Face à la créativité des cyber-délinquants, les spécialistes de la protection de la messagerie électronique doivent redoubler d’ingéniosité. Mais l’exercice n’a rien de trivial.
Vade Secure organisait cette semaine sa première grand-messe annuelle. L’occasion pour l’éditeur français d’afficher ses ambitions internationales. Mais alors que les assaillants multiplient leurs efforts pour passer au travers des filtres, Adrien Gendre, architecte solution en chef chez Vade Secure, se penche sur les moyens mis en œuvre et leurs limites potentielles.
LeMagIT : Les cyber-délinquants ne manquent pas de créativité. Récemment, une campagne a été observée où ils utilisent des captchas pour cacher de fausses pages d’ouverture de session avec compte Microsoft des systèmes de protection de la messagerie électronique. Comment détecte-t-on ce genre de choses ?

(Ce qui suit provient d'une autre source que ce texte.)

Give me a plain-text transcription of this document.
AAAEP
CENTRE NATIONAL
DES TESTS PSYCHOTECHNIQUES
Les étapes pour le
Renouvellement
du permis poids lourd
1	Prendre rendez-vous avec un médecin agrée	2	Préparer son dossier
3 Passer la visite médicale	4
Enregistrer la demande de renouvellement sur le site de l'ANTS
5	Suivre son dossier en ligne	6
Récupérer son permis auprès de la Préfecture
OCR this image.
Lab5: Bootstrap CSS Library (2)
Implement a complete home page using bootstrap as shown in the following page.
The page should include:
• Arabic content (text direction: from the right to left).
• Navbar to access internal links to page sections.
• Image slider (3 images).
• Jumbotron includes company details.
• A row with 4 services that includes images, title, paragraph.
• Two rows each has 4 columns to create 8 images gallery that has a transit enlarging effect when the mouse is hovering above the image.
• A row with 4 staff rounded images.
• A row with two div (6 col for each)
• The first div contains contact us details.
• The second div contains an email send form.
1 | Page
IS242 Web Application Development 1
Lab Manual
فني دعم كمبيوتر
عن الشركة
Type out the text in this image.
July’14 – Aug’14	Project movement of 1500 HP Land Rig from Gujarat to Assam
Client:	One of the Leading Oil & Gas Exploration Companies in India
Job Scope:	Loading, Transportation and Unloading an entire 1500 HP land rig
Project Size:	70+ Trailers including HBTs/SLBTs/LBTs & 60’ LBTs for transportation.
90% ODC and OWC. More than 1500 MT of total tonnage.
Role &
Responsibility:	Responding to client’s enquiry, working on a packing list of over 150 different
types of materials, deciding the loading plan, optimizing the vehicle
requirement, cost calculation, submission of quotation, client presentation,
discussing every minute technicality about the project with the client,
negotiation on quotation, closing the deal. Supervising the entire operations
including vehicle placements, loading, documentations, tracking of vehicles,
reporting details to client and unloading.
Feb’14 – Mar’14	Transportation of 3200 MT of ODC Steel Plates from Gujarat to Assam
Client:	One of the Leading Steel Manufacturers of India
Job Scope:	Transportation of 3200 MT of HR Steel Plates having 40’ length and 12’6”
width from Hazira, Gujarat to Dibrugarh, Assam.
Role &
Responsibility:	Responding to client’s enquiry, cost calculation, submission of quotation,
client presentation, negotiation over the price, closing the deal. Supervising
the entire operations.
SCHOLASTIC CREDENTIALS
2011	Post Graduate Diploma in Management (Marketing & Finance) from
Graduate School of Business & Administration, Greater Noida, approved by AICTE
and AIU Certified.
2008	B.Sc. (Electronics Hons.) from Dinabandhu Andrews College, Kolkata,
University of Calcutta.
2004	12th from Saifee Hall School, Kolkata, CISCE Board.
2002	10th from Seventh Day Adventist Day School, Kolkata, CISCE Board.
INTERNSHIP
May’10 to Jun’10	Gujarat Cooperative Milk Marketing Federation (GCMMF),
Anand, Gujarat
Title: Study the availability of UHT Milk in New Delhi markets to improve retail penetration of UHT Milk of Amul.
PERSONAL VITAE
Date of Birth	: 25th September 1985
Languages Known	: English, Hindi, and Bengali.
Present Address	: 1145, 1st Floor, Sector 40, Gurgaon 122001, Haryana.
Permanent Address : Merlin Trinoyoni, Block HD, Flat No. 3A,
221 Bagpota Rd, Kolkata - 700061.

Adrien Gendre : Cela renvoie à un sujet sur lequel nous avons travaillé pendant longtemps et que nous allons déployer dans trois semaines. Pour les captchas, nous avions déjà une technologie développée à l’occasion de la mise en place d’une fonctionnalité de désinscription automatique aux listes de diffusion, en 2012. Sur les pages de désinscription, il arrivait que l’on tombe sur des captchas.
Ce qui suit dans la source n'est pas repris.